Many of the individual donations TXWF made were in direct response to the impact of COVID-19 and the 2021 winter storm. This portion of grantmaking happened through the organization’s Resilience Fund, and was especially dedicated to addressing the disproportional effect these events have had on women of color.
Resilience Fund is Major Giving Vehicle
The Resilience Fund is a special grant-making vehicle of the Texas Women’s Foundation. In the recent fiscal year, the foundation has employed it be able to respond rapidly to areas of need in the community.
In particular this past year, the Resilience Fund tackled the spotty access to health care that was further exacerbated by COVID. They sought to alleviate pre-existing barriers for women and girls of marginalized communities, along with the COVID-specific barriers. One grant supported an innovative combination of telehealth and on-site health appointments in order to ensure that marginalized women and families had the chance to access healthcare.
The Resilience Fund also seeks to increase the economic stability of women and their families. The needs of the community were addressed this year by the fund providing access to loans and other financial help, the kind of financial help from which marginalized women are often excluded by traditional banks.
Food insecurity was also addressed in this year’s Resilience Fund grantmaking. One grant was given to support a paperless meal delivery system dedicated to bringing food to those who could not go to the store themselves. Part of the intended impact of this grant was to decrease response times for emergency food situations, especially for elderly or homebound women.
Women of color were another particular demographic being focused on by the Resilience Fund. Specifically, The Resilience Fund made significant grants to support women of color-owned businesses.

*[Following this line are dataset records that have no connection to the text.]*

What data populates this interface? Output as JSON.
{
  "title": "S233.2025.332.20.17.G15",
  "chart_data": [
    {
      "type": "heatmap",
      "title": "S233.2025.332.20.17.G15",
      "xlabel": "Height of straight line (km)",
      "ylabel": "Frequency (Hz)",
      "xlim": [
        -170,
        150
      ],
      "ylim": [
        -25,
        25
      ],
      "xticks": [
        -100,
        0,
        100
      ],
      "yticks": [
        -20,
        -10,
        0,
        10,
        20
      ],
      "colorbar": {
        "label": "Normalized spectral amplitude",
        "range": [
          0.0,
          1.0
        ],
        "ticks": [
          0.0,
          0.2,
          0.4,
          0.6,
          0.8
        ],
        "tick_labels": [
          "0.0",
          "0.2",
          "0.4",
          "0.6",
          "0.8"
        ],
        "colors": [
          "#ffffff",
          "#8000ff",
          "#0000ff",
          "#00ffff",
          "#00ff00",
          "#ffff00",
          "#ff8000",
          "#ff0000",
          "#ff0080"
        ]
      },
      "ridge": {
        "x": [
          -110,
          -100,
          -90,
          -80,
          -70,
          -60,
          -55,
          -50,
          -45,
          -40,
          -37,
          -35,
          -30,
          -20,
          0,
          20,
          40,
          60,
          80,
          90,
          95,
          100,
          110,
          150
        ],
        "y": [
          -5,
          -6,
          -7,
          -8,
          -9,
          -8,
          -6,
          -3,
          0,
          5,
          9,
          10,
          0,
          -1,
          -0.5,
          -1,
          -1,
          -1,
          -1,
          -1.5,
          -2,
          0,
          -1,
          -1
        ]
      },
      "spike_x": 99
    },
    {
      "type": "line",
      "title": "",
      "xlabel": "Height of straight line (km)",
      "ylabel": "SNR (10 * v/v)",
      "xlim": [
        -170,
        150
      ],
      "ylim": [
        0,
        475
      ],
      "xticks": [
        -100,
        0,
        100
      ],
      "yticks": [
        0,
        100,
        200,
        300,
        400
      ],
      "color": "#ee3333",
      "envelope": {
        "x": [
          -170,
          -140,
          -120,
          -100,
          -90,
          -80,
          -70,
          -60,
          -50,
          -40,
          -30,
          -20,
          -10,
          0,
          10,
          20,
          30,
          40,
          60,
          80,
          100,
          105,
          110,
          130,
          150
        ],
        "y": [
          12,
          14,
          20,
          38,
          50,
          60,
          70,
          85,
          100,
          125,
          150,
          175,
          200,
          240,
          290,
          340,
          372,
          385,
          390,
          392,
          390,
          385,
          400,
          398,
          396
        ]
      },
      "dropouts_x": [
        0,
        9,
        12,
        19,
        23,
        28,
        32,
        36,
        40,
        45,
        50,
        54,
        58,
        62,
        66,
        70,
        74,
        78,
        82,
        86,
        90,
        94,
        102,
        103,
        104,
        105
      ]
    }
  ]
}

Here’s a sample of the organizations led by women of color receiving TXWF Resilience Grants:
· A TXWF Resilience Grant supported the LiftFund Dallas/Fort Worth Women’s Business Center. These funds will serve women of color-owned businesses, particularly with obtaining financial assistance.
· Girls Embracing Mothers Inc. works with incarcerated women and their daughters. A new grant supports the transition to a mail-based program to maintain the connection between incarcerated mothers and their daughters. Funding will also provide stipends to the guardians to cover the cost of meals and collect calls to the girls’ mothers. Many guardians were financially stressed due to loss of jobs or work hours due to their guardianship.
· At Zan Wesley Holmes Jr. Community Outreach Center, TXWF supported the Financial Wellness Village, which includes the Increments of Success Coaching Program. The funding also supported case management and therapeutic wellness classes to help women deal with the trauma and loss of income due to COVID-19.
Roslyn Dawson Thompson, Texas Women’s Foundation President and CEO, commented on this round of giving by saying, “We made significant investments through grants that supported the immediate needs of women, girls and their families to address the impact of COVID-19, as well as those that would have a longer-term impact on their lives and the community.”
The donations made by Texas Women’s Foundation have far-reaching implications for the supported organizations, as well as those who benefit from the programs that they run.